Anna De Grassi is a scientist and associate professor in Applied Biology at the University of Bari, Italy. She has been working in the bioinformatics field for fifteen years encompassing a variety of topics in genomics research. She worked on vertebrate genomics during her Ph.D. at the University of Bari, she then moved to cancer genomics as a post-doc and staff scientist at the European Institute of Oncology (Milan), and to bacterial genomics as a maître de conférences at the EPHE (Paris). Coming back to the University of Bari, she developed a method for identifying structurally-relevant protein sites in the mitochondrial carrier family. She also coordinated an interdisciplinary group for discovering and validating new pathogenic DNA variants in human inherited disorders. She was also a member of the BROWSer Company (Bioinformatics Resource for Omics Wide Services) and co-authored three international patents for cancer diagnosis and drug design.
Talk title: Genome-Wide Identification and Validation of Gene Expression Biomarkers in the Diagnosis of Ovarian Serous Cystadenocarcinoma.

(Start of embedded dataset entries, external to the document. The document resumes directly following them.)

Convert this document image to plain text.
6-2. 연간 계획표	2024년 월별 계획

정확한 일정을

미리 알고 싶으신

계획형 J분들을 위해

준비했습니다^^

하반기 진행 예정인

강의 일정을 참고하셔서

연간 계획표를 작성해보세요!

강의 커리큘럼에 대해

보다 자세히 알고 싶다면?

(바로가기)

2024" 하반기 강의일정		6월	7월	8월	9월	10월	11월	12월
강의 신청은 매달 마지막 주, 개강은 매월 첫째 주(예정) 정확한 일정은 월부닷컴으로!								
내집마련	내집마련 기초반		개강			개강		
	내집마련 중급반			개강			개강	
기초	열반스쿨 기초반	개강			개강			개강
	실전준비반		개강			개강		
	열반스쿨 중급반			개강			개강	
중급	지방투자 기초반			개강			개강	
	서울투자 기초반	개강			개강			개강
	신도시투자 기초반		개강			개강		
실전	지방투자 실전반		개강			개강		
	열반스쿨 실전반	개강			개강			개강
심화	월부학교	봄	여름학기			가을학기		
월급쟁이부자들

Abstract: Despite ovarian serous cystadenocarcinoma (OSCA) being a high-incidence type of cancer, limited molecular screening methods are available and the diagnosis mostly occurs at a late stage. This study aimed to screen the potential of gene expression for identifying OSCA-specific molecular biomarkers for improving diagnosis. A genome-wide survey was performed on high-throughput RNA-sequencing experiments on hundreds of ovarian cancer samples and healthy ovarian tissues, providing several putative OSCA biomarkers, which were then validated on an independent sample set and using a different RNA-quantification technology. Combinations of gene expression biomarkers were identified, which showed high accuracy in discriminating OSCA tissues from their normal counterpart and other tumor types. This story tells of a simple and unconventional bioinfo pipeline that can concretely improve the molecular diagnosis of OSCA.